И есть еще одно общее в материалах, снятых за 20 лет. Они показывают многонациональный состав – эту особенность сибирского региона. Все опрошенные и зафиксированные в фильмах люди с позитивом говорят об этнокультурных взаимодействиях, а проблемы свои ищут в самоидентификации, так как мусульмане включены одновременно в культуру своего этноса, в культуру мусульманской организации, допустим, мечети, где много других этносов, а также они включены в социально-иерархическую структуру современного общества. Этот вопрос во многом касается языка общения. Культурное многообразие и этническая карта Сибири формировались многие столетия и сегодня мы видим, что русский язык – это язык общения для народов, населяющих Сибирь. Он тем более востребован в наше время, когда стремительные изменения, происходящие в России, оказывают огромное влияние на жизнь и культуру населяющих ее народов. Это показывают и наши визуальные фиксации.

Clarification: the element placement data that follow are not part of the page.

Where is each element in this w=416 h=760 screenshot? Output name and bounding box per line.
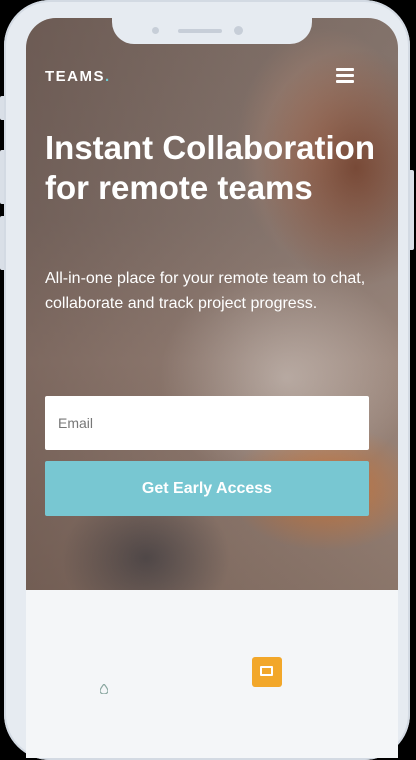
hero-subtext: All-in-one place for your remote team to… [45, 270, 366, 312]
menu-bar [336, 68, 354, 71]
logo-text: TEAMS [45, 68, 105, 85]
menu-bar [336, 74, 354, 77]
side-button [0, 96, 4, 120]
sensor-dot [152, 27, 159, 34]
speaker-grille [178, 29, 222, 33]
phone-frame: TEAMS. Instant Collaboration for remote … [0, 0, 414, 760]
front-camera [234, 26, 243, 35]
phone-screen: TEAMS. Instant Collaboration for remote … [26, 18, 398, 758]
side-button [0, 150, 4, 204]
side-button [0, 216, 4, 270]
email-input[interactable] [45, 396, 369, 450]
side-button [410, 170, 414, 250]
get-early-access-button[interactable]: Get Early Access [45, 461, 369, 516]
phone-notch [112, 18, 312, 44]
hamburger-menu-icon[interactable] [336, 68, 354, 83]
brand-logo[interactable]: TEAMS. [45, 68, 111, 85]
hero-headline: Instant Collaboration for remote teams [45, 129, 375, 206]
menu-bar [336, 80, 354, 83]
hero-content: TEAMS. Instant Collaboration for remote … [26, 18, 398, 758]
logo-dot: . [105, 68, 111, 85]
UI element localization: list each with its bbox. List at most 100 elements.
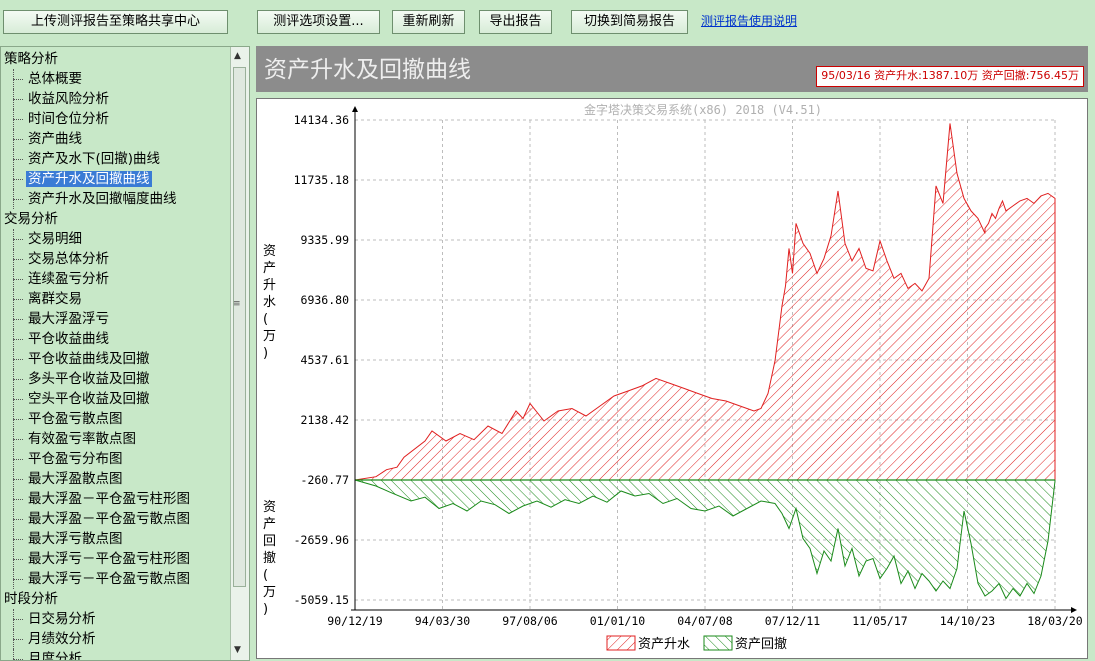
nav-item[interactable]: 最大浮亏－平仓盈亏柱形图 bbox=[1, 549, 231, 569]
nav-tree: 策略分析 总体概要 收益风险分析 时间仓位分析 资产曲线 资产及水下(回撤)曲线 资产升水及… bbox=[1, 49, 231, 661]
refresh-button[interactable]: 重新刷新 bbox=[392, 10, 465, 34]
sidebar-scrollbar[interactable]: ▲ ≡ ▼ bbox=[230, 47, 249, 660]
nav-item[interactable]: 交易明细 bbox=[1, 229, 231, 249]
nav-item-label: 日交易分析 bbox=[28, 611, 96, 627]
y-tick-label: 4537.61 bbox=[301, 353, 350, 367]
nav-item[interactable]: 收益风险分析 bbox=[1, 89, 231, 109]
nav-item-label: 时间仓位分析 bbox=[28, 111, 109, 127]
y-tick-label: 11735.18 bbox=[294, 173, 349, 187]
scroll-down-icon[interactable]: ▼ bbox=[234, 645, 241, 655]
nav-item[interactable]: 交易总体分析 bbox=[1, 249, 231, 269]
nav-item[interactable]: 资产升水及回撤幅度曲线 bbox=[1, 189, 231, 209]
nav-item[interactable]: 最大浮亏散点图 bbox=[1, 529, 231, 549]
nav-item[interactable]: 最大浮盈－平仓盈亏柱形图 bbox=[1, 489, 231, 509]
nav-item[interactable]: 时间仓位分析 bbox=[1, 109, 231, 129]
nav-item[interactable]: 月绩效分析 bbox=[1, 629, 231, 649]
nav-item-label: 有效盈亏率散点图 bbox=[28, 431, 136, 447]
nav-item[interactable]: 资产及水下(回撤)曲线 bbox=[1, 149, 231, 169]
nav-item-label: 最大浮盈－平仓盈亏散点图 bbox=[28, 511, 190, 527]
nav-item-label: 离群交易 bbox=[28, 291, 82, 307]
nav-item-label: 资产升水及回撤曲线 bbox=[26, 171, 152, 187]
nav-item-label: 平仓收益曲线 bbox=[28, 331, 109, 347]
legend-label: 资产回撤 bbox=[735, 636, 787, 652]
nav-item[interactable]: 平仓盈亏分布图 bbox=[1, 449, 231, 469]
nav-item[interactable]: 平仓收益曲线 bbox=[1, 329, 231, 349]
chart-panel: 金字塔决策交易系统(x86) 2018 (V4.51) 14134.36 1173… bbox=[256, 98, 1088, 659]
page-title: 资产升水及回撤曲线 bbox=[264, 57, 471, 83]
nav-item-label: 平仓盈亏分布图 bbox=[28, 451, 123, 467]
nav-item[interactable]: 最大浮盈散点图 bbox=[1, 469, 231, 489]
nav-item-label: 最大浮盈散点图 bbox=[28, 471, 123, 487]
nav-item[interactable]: 最大浮盈－平仓盈亏散点图 bbox=[1, 509, 231, 529]
nav-item[interactable]: 最大浮亏－平仓盈亏散点图 bbox=[1, 569, 231, 589]
nav-item-label: 月度分析 bbox=[28, 651, 82, 661]
x-tick-label: 94/03/30 bbox=[415, 614, 470, 628]
chart-watermark: 金字塔决策交易系统(x86) 2018 (V4.51) bbox=[584, 102, 822, 117]
nav-item-label: 交易明细 bbox=[28, 231, 82, 247]
export-report-button[interactable]: 导出报告 bbox=[479, 10, 552, 34]
toolbar: 上传测评报告至策略共享中心 测评选项设置... 重新刷新 导出报告 切换到简易报… bbox=[0, 0, 1095, 44]
nav-item-label: 最大浮亏散点图 bbox=[28, 531, 123, 547]
nav-item-label: 交易总体分析 bbox=[28, 251, 109, 267]
x-tick-label: 18/03/20 bbox=[1027, 614, 1082, 628]
nav-item-label: 平仓收益曲线及回撤 bbox=[28, 351, 150, 367]
series-area-1 bbox=[355, 480, 1055, 599]
x-tick-label: 01/01/10 bbox=[590, 614, 645, 628]
y-axis-arrow-icon bbox=[352, 106, 358, 112]
legend-swatch bbox=[606, 635, 636, 651]
sidebar: 策略分析 总体概要 收益风险分析 时间仓位分析 资产曲线 资产及水下(回撤)曲线 资产升水及… bbox=[0, 46, 250, 661]
scroll-up-icon[interactable]: ▲ bbox=[234, 51, 241, 61]
nav-item[interactable]: 连续盈亏分析 bbox=[1, 269, 231, 289]
x-tick-label: 11/05/17 bbox=[852, 614, 907, 628]
nav-item[interactable]: 月度分析 bbox=[1, 649, 231, 661]
panel-header: 资产升水及回撤曲线 95/03/16 资产升水:1387.10万 资产回撤:75… bbox=[256, 46, 1088, 92]
nav-item[interactable]: 空头平仓收益及回撤 bbox=[1, 389, 231, 409]
x-axis-arrow-icon bbox=[1071, 607, 1077, 613]
upload-report-button[interactable]: 上传测评报告至策略共享中心 bbox=[3, 10, 228, 34]
x-tick-label: 14/10/23 bbox=[940, 614, 995, 628]
equity-drawdown-chart: 金字塔决策交易系统(x86) 2018 (V4.51) 14134.36 1173… bbox=[263, 102, 1083, 652]
nav-item[interactable]: 资产曲线 bbox=[1, 129, 231, 149]
test-options-button[interactable]: 测评选项设置... bbox=[257, 10, 380, 34]
nav-item-label: 最大浮亏－平仓盈亏散点图 bbox=[28, 571, 190, 587]
y-tick-label: -2659.96 bbox=[294, 533, 349, 547]
nav-item[interactable]: 资产升水及回撤曲线 bbox=[1, 169, 231, 189]
nav-item-label: 最大浮盈浮亏 bbox=[28, 311, 109, 327]
y-tick-label: 2138.42 bbox=[301, 413, 349, 427]
nav-item[interactable]: 总体概要 bbox=[1, 69, 231, 89]
nav-item-label: 总体概要 bbox=[28, 71, 82, 87]
nav-group[interactable]: 策略分析 bbox=[1, 49, 231, 69]
scroll-thumb[interactable] bbox=[233, 67, 246, 587]
y-tick-label: -260.77 bbox=[301, 473, 350, 487]
nav-item-label: 平仓盈亏散点图 bbox=[28, 411, 123, 427]
nav-item[interactable]: 平仓收益曲线及回撤 bbox=[1, 349, 231, 369]
nav-item-label: 收益风险分析 bbox=[28, 91, 109, 107]
switch-simple-report-button[interactable]: 切换到简易报告 bbox=[571, 10, 688, 34]
y-tick-label: 6936.80 bbox=[301, 293, 350, 307]
nav-item[interactable]: 多头平仓收益及回撤 bbox=[1, 369, 231, 389]
x-tick-label: 04/07/08 bbox=[677, 614, 732, 628]
y-tick-label: 14134.36 bbox=[294, 113, 349, 127]
nav-item-label: 月绩效分析 bbox=[28, 631, 96, 647]
nav-item[interactable]: 有效盈亏率散点图 bbox=[1, 429, 231, 449]
grip-icon: ≡ bbox=[233, 299, 241, 309]
x-tick-label: 90/12/19 bbox=[327, 614, 382, 628]
nav-item-label: 空头平仓收益及回撤 bbox=[28, 391, 150, 407]
nav-item-label: 资产及水下(回撤)曲线 bbox=[28, 151, 161, 167]
status-readout: 95/03/16 资产升水:1387.10万 资产回撤:756.45万 bbox=[816, 66, 1084, 87]
nav-item[interactable]: 最大浮盈浮亏 bbox=[1, 309, 231, 329]
x-tick-label: 07/12/11 bbox=[765, 614, 820, 628]
nav-item-label: 最大浮亏－平仓盈亏柱形图 bbox=[28, 551, 190, 567]
legend-swatch bbox=[703, 635, 733, 651]
nav-group[interactable]: 交易分析 bbox=[1, 209, 231, 229]
help-link[interactable]: 测评报告使用说明 bbox=[701, 12, 797, 29]
nav-item-label: 多头平仓收益及回撤 bbox=[28, 371, 150, 387]
y-tick-label: -5059.15 bbox=[294, 593, 349, 607]
legend-label: 资产升水 bbox=[638, 637, 690, 652]
nav-item-label: 连续盈亏分析 bbox=[28, 271, 109, 287]
nav-group[interactable]: 时段分析 bbox=[1, 589, 231, 609]
nav-item[interactable]: 日交易分析 bbox=[1, 609, 231, 629]
nav-item[interactable]: 平仓盈亏散点图 bbox=[1, 409, 231, 429]
y-tick-label: 9335.99 bbox=[301, 233, 350, 247]
nav-item[interactable]: 离群交易 bbox=[1, 289, 231, 309]
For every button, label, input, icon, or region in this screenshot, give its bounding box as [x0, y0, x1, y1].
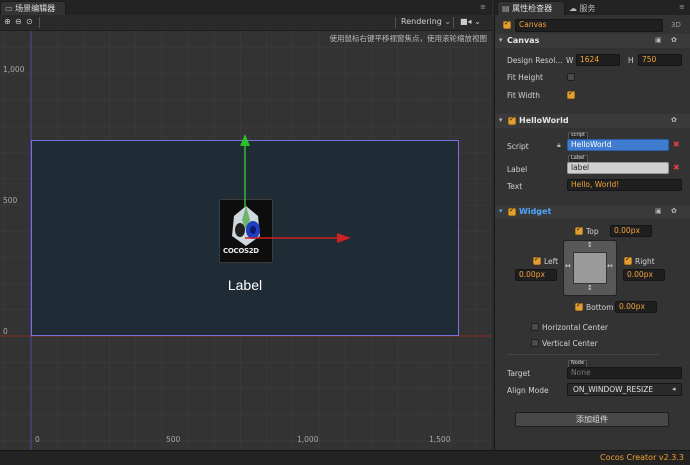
zoom-fit-icon[interactable]: ⊙	[26, 17, 33, 26]
widget-bottom-checkbox[interactable]	[575, 301, 583, 311]
design-resolution-label: Design Resol...	[507, 56, 563, 65]
target-node-field[interactable]: None	[567, 367, 682, 379]
tab-properties[interactable]: ▤ 属性检查器	[497, 1, 565, 15]
book-icon[interactable]: ▣	[655, 36, 662, 44]
scene-label-node[interactable]: Label	[200, 277, 290, 293]
toolbar-divider	[395, 17, 396, 28]
helloworld-enabled-checkbox[interactable]	[508, 115, 516, 125]
arrow-vertical-icon: ↕	[587, 241, 593, 249]
widget-right-checkbox[interactable]	[624, 255, 632, 265]
align-mode-label: Align Mode	[507, 386, 549, 395]
tab-scene-editor[interactable]: ▭ 场景编辑器	[0, 1, 66, 15]
node-name-input[interactable]: Canvas	[515, 19, 663, 32]
status-bar: Cocos Creator v2.3.3	[0, 450, 690, 465]
widget-section-title: Widget	[519, 207, 552, 216]
vertical-center-label: Vertical Center	[542, 339, 598, 348]
gear-icon[interactable]: ✿	[671, 116, 677, 124]
tab-service[interactable]: ☁ 服务	[569, 3, 596, 14]
widget-enabled-checkbox[interactable]	[508, 206, 516, 216]
scene-tab-bar: ▭ 场景编辑器 ≡	[0, 0, 492, 16]
panel-menu-icon[interactable]: ≡	[480, 3, 486, 11]
arrow-vertical-icon: ↕	[587, 284, 593, 292]
fit-height-checkbox[interactable]	[567, 73, 575, 81]
divider	[507, 354, 659, 355]
widget-left-label: Left	[544, 257, 559, 266]
camera-icon[interactable]: ■◂ ⌄	[460, 17, 481, 26]
tab-service-label: 服务	[579, 4, 596, 13]
widget-bottom-input[interactable]: 0.00px	[615, 301, 657, 313]
scene-icon: ▭	[5, 4, 16, 13]
properties-icon: ▤	[502, 4, 513, 13]
mode-3d-toggle[interactable]: 3D	[671, 21, 681, 29]
fit-width-label: Fit Width	[507, 91, 540, 100]
close-icon[interactable]: ✖	[673, 163, 680, 172]
widget-left-input[interactable]: 0.00px	[515, 269, 557, 281]
widget-right-label: Right	[635, 257, 655, 266]
script-asset-field[interactable]: HelloWorld	[567, 139, 669, 151]
design-height-input[interactable]: 750	[638, 54, 682, 66]
scene-toolbar: ⊕ ⊖ ⊙ Rendering ⌄ ■◂ ⌄	[0, 15, 492, 31]
w-label: W	[566, 56, 574, 65]
gizmo-x-arrow	[337, 233, 351, 243]
label-prop-label: Label	[507, 165, 528, 174]
widget-top-input[interactable]: 0.00px	[610, 225, 652, 237]
widget-top-checkbox[interactable]	[575, 225, 583, 235]
zoom-in-icon[interactable]: ⊕	[4, 17, 11, 26]
fit-height-label: Fit Height	[507, 73, 543, 82]
chevron-down-icon: ⌄	[444, 17, 452, 26]
script-label: Script	[507, 142, 529, 151]
dropdown-arrow-icon: ◂	[672, 385, 676, 393]
panel-menu-icon[interactable]: ≡	[679, 3, 685, 11]
version-label: Cocos Creator v2.3.3	[600, 453, 684, 462]
gear-icon[interactable]: ✿	[671, 36, 677, 44]
add-component-button[interactable]: 添加组件	[515, 412, 669, 427]
gizmo-y-arrow	[240, 134, 250, 146]
lock-icon: 🔒︎	[557, 141, 561, 149]
align-mode-select[interactable]: ON_WINDOW_RESIZE ◂	[567, 383, 682, 396]
vertical-center-checkbox[interactable]	[531, 339, 539, 347]
horizontal-center-checkbox[interactable]	[531, 323, 539, 331]
align-mode-value: ON_WINDOW_RESIZE	[573, 385, 654, 394]
widget-align-box[interactable]: ↕ ↕ ↔ ↔	[563, 240, 617, 296]
arrow-horizontal-icon: ↔	[607, 262, 613, 270]
book-icon[interactable]: ▣	[655, 207, 662, 215]
canvas-section-title: Canvas	[507, 36, 540, 45]
collapse-arrow-icon[interactable]: ▾	[499, 36, 503, 44]
cloud-icon: ☁	[569, 4, 580, 13]
scene-viewport[interactable]: 1,000 500 0 0 500 1,000 1,500 使用鼠标右键平移视窗…	[0, 31, 492, 450]
tab-properties-label: 属性检查器	[512, 4, 553, 13]
design-width-input[interactable]: 1624	[576, 54, 620, 66]
scene-editor-panel: ▭ 场景编辑器 ≡ ⊕ ⊖ ⊙ Rendering ⌄ ■◂ ⌄ 1,000 5…	[0, 0, 492, 450]
gear-icon[interactable]: ✿	[671, 207, 677, 215]
widget-left-checkbox[interactable]	[533, 255, 541, 265]
h-label: H	[628, 56, 634, 65]
label-node-field[interactable]: label	[567, 162, 669, 174]
helloworld-section-title: HelloWorld	[519, 116, 569, 125]
render-mode-select[interactable]: Rendering ⌄	[401, 17, 451, 26]
move-gizmo[interactable]	[0, 31, 492, 450]
node-active-checkbox[interactable]	[503, 19, 511, 29]
tab-scene-editor-label: 场景编辑器	[15, 4, 56, 13]
target-label: Target	[507, 369, 531, 378]
widget-right-input[interactable]: 0.00px	[623, 269, 665, 281]
toolbar-divider	[453, 17, 454, 28]
collapse-arrow-icon[interactable]: ▾	[499, 116, 503, 124]
zoom-out-icon[interactable]: ⊖	[15, 17, 22, 26]
widget-top-label: Top	[586, 227, 599, 236]
close-icon[interactable]: ✖	[673, 140, 680, 149]
render-mode-label: Rendering	[401, 17, 442, 26]
inspector-panel: ▤ 属性检查器 ☁ 服务 ≡ Canvas 3D ▾ Canvas ▣ ✿ De…	[494, 0, 690, 450]
text-input[interactable]: Hello, World!	[567, 179, 682, 191]
widget-bottom-label: Bottom	[586, 303, 614, 312]
text-prop-label: Text	[507, 182, 523, 191]
arrow-horizontal-icon: ↔	[565, 262, 571, 270]
collapse-arrow-icon[interactable]: ▾	[499, 207, 503, 215]
toolbar-divider	[39, 17, 40, 28]
fit-width-checkbox[interactable]	[567, 89, 575, 99]
widget-align-inner	[573, 252, 607, 284]
horizontal-center-label: Horizontal Center	[542, 323, 608, 332]
inspector-tab-bar: ▤ 属性检查器 ☁ 服务 ≡	[495, 0, 690, 15]
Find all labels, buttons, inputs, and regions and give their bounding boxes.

Материалы, отснятые в мечети, показывают, что представители разных этнических групп говорят между собой, в основном, на русском языке. Казахи, татары и узбеки могут изъясняться на татарском языке, очень небольшое число новосибирских мусульман может пользоваться арабским языком. Татары и казахи считаются титульными мусульманскими национальностями Новосибирской обл. Но большая часть верующих, которые приходят на пятничную молитву в Соборную мечеть Новосибирска, – это татары, таджики, арабы и азербайджанцы. От казахов в мечеть на пятничную молитву приходят 2–3 человека. Казахи практикуют приглашения имамов Соборной мечети к себе в д. Ярково, что в 30 км от Новосибирска. Они делают жертвоприношения в праздники или устраивают поминки по усопшим. Из расшифровок интервью можно узнать, что наиболее распространен казахский язык в Карасукском р-не Новосибирской обл., который граничитс Казахстаном.